In my opinion:
Inqovi > IV Decitabine
It has clear bioavailability benefits that I believe will be essential to making this combination work effectively in solid tumors.
If peak Decitabine plasma concentrations are 500 nM, that doesn't mean intratumoral concentrations will be 500 nM - they are probably at a lower concentration. You therefore want to keep the concentration of Decitabine as high as possible for as long as possible. The benefit of Inqovi is that it has a longer half life, which means Decitabine peak is maintained for a longer time period ensuring greater delivery to tumors.
The benefit for Bisantrene is that it does not need a lot of Decitabine to synergistically kill solid tumor cells. The half-life for Bisantrene is 26-hours.

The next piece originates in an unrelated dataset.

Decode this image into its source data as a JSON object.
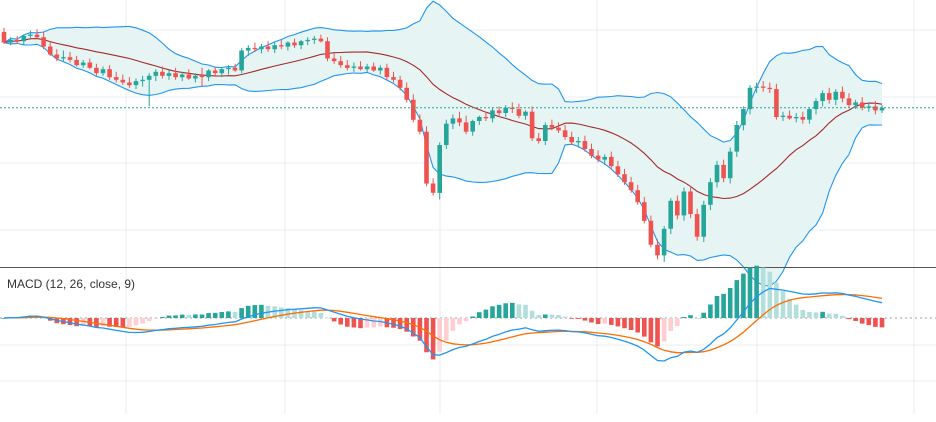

A 200 mg/m2 dose will achieve peak plasma concentrations of roughly 3,000 nM. Because cardioprotection is not necessarily required, I suspect a smaller dose of Bisantrene may be used in patients.

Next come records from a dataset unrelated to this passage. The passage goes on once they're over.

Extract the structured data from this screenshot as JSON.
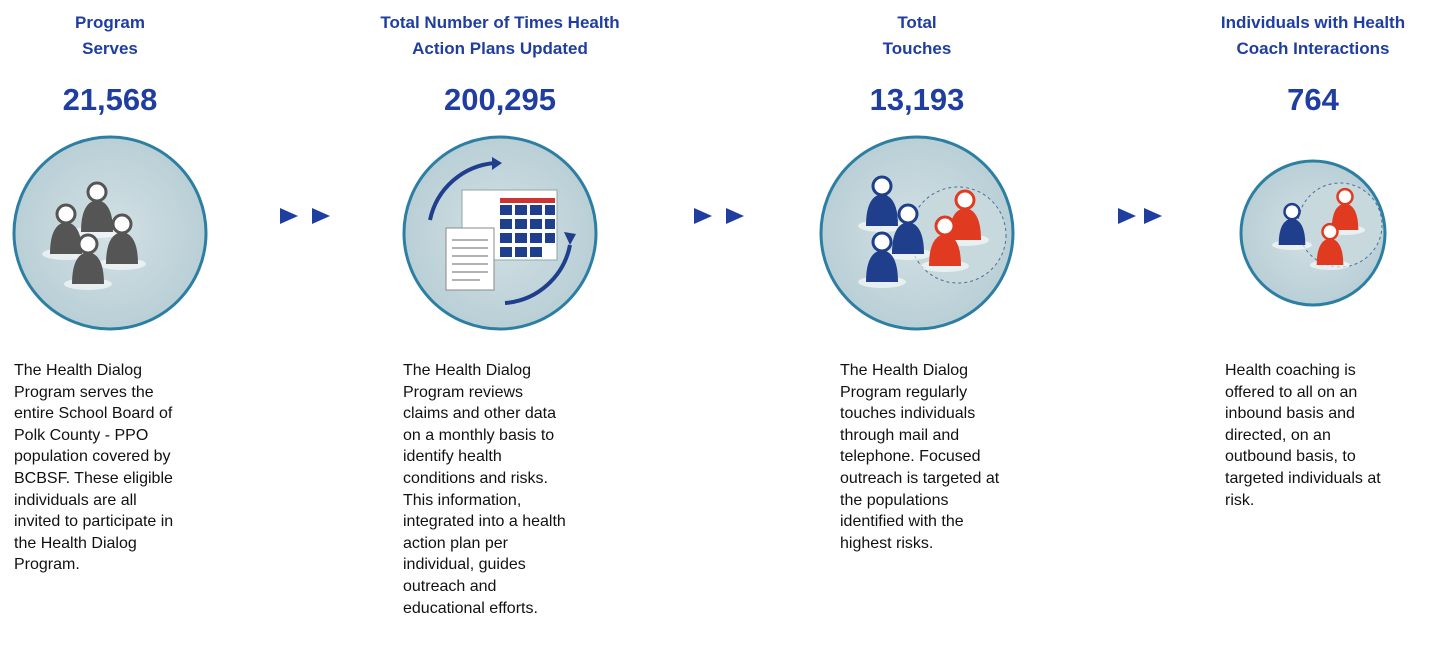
{
  "steps": [
    {
      "title": [
        "Program",
        "Serves"
      ],
      "number": "21,568",
      "description": [
        "The Health Dialog",
        "Program serves the",
        "entire School Board of",
        "Polk County - PPO",
        "population covered by",
        "BCBSF.  These eligible",
        "individuals are all",
        "invited to participate in",
        "the Health Dialog",
        "Program."
      ]
    },
    {
      "title": [
        "Total Number of Times Health",
        "Action Plans Updated"
      ],
      "number": "200,295",
      "description": [
        "The Health Dialog",
        "Program reviews",
        "claims and other data",
        "on a monthly basis to",
        "identify health",
        "conditions and risks.",
        "This information,",
        "integrated into a health",
        "action plan per",
        "individual, guides",
        "outreach and",
        "educational efforts."
      ]
    },
    {
      "title": [
        "Total",
        "Touches"
      ],
      "number": "13,193",
      "description": [
        "The Health Dialog",
        "Program regularly",
        "touches individuals",
        "through mail and",
        "telephone.  Focused",
        "outreach is targeted at",
        "the populations",
        "identified with the",
        "highest risks."
      ]
    },
    {
      "title": [
        "Individuals with Health",
        "Coach Interactions"
      ],
      "number": "764",
      "description": [
        "Health coaching is",
        "offered to all on an",
        "inbound basis and",
        "directed, on an",
        "outbound basis, to",
        "targeted individuals at",
        "risk."
      ]
    }
  ]
}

I do not know what the dosing regimen might be, but I imagine a dosing regimen might be something like this, where a smaller dose of Bisantrene is used in combination with standard daily Inqovi dosing. This provides clinically relevant concentrations of each drug so that they may function effectively in solid tumors, while also preventing treatment related toxicities of each drug in combination. The 26-hour half-life of Bisantrene means roughly half the concentration of day one is added to day 2. Bisantrene dosed in the morning with Decitabine dosed later in the day will ensure Bisantrene is active while Decitabine concentrations are highest. A 1500 nM concentration has been shown to provide cardioprotection in multiple cell models, so this could very well be enough to decrease any cardiotoxicity. In fairness, dosing of each drug is going to be very complicated and I am just making an educated guess.